Tony Harrison: When are you gonna start thinking outside the box?
Saboo: The box is there for a reason; to keep ball-men like you inside it.

The Mighty Boosh

Chuck Klosterman:

As a rule, we’re always supposed to applaud the collapse of the record industry. We are supposed to feel good about the democratization of music and the limitless palette upon which artists can now operate. But that collapse is why Lulu exists. If we still lived in the radio prison of 1992, do you think Metallica would purposefully release an album that no one wants? No way. Cliff Burnstein from Q Prime Management would listen to their various ideas, stroke his white beard, and deliver the following 45-second pep talk: “OK, great. Love these concepts. Your allusion to Basquiat’s middle period was very apt, Lars. Incisive! But here’s our situation. If you guys spend two months writing superfast Diamond Head songs about nuclear winter and shape-shifting, we can earn $752 million in 18 months, plus merchandizing. That’s option A. The alternative is that you can make a ponderous, quasi-ironic art record about ‘the lexicon of hate’ that will outrage the Village Voice and mildly impress Laurie Anderson. Your call.”
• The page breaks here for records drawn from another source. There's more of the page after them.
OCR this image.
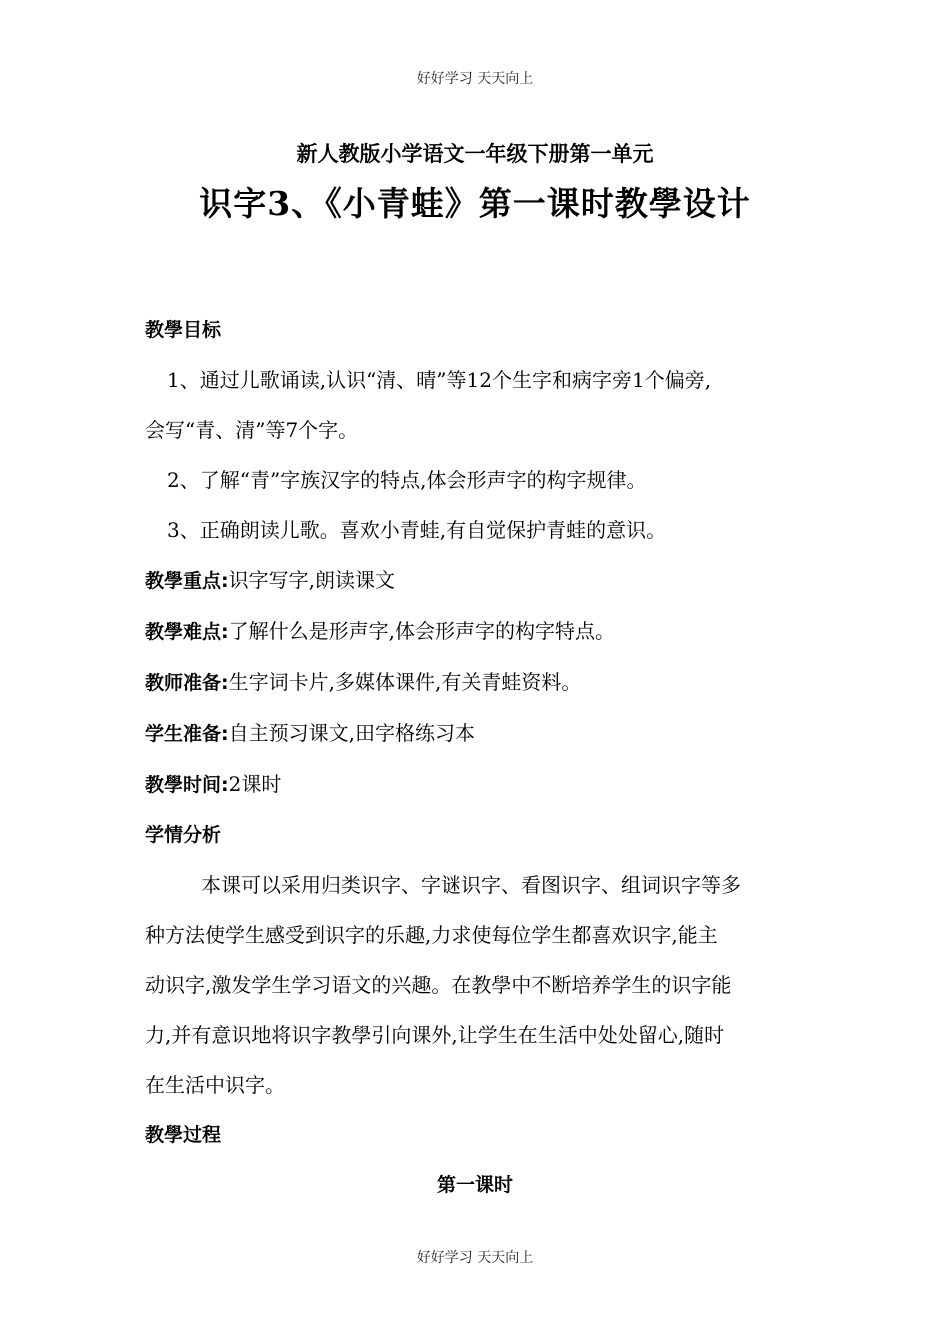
好好学习 天天向上
新人教版小学语文一年级下册第一单元
识字3、《小青蛙》第一课时教學设计

教學目标

1、通过儿歌诵读,认识“清、晴”等12个生字和病字旁1个偏旁,

会写“青、清”等7个字。

2、了解“青”字族汉字的特点,体会形声字的构字规律。

3、正确朗读儿歌。喜欢小青蛙,有自觉保护青蛙的意识。

教學重点:识字写字,朗读课文

教學难点:了解什么是形声字,体会形声字的构字特点。

教师准备:生字词卡片,多媒体课件,有关青蛙资料。

学生准备:自主预习课文,田字格练习本

教學时间:2课时

学情分析

本课可以采用归类识字、字谜识字、看图识字、组词识字等多

种方法使学生感受到识字的乐趣,力求使每位学生都喜欢识字,能主

动识字,激发学生学习语文的兴趣。在教學中不断培养学生的识字能

力,并有意识地将识字教學引向课外,让学生在生活中处处留心,随时

在生活中识字。

教學过程

第一课时

好好学习 天天向上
…For much of my life, I lived under the myth that record labels were inherently evil. I was ceaselessly reminded that corporate forces stopped artists from doing what they truly desired; they pushed musicians toward predictable four-minute radio singles and frowned upon innovation, and they avariciously tried to turn art into a soulless commodity that MTV could sell to the lowest common denominator. And that did happen, sometimes. But some artists need that, or they end up making albums like this.

Ahhahaha. I haven’t paid attention to Metallica for fifteen years, so I don’t really care what they’ve done this time in their quest for utter shamelessness. But as far as the general principle goes, I blame the Romantics. I blame them for this incoherent muddling of creativity with chaos, the belief that uninhibited expression is a close relative or necessary precondition of genius, all of which manifests itself in everything from insufferably pretentious portrait-of-the-artist tossers to the knee-jerk opposition to ADHD drugs for children. Sometimes the tension between the untrammeled vision of the artist and the crass demands of the public or the market is what combusts into greatness.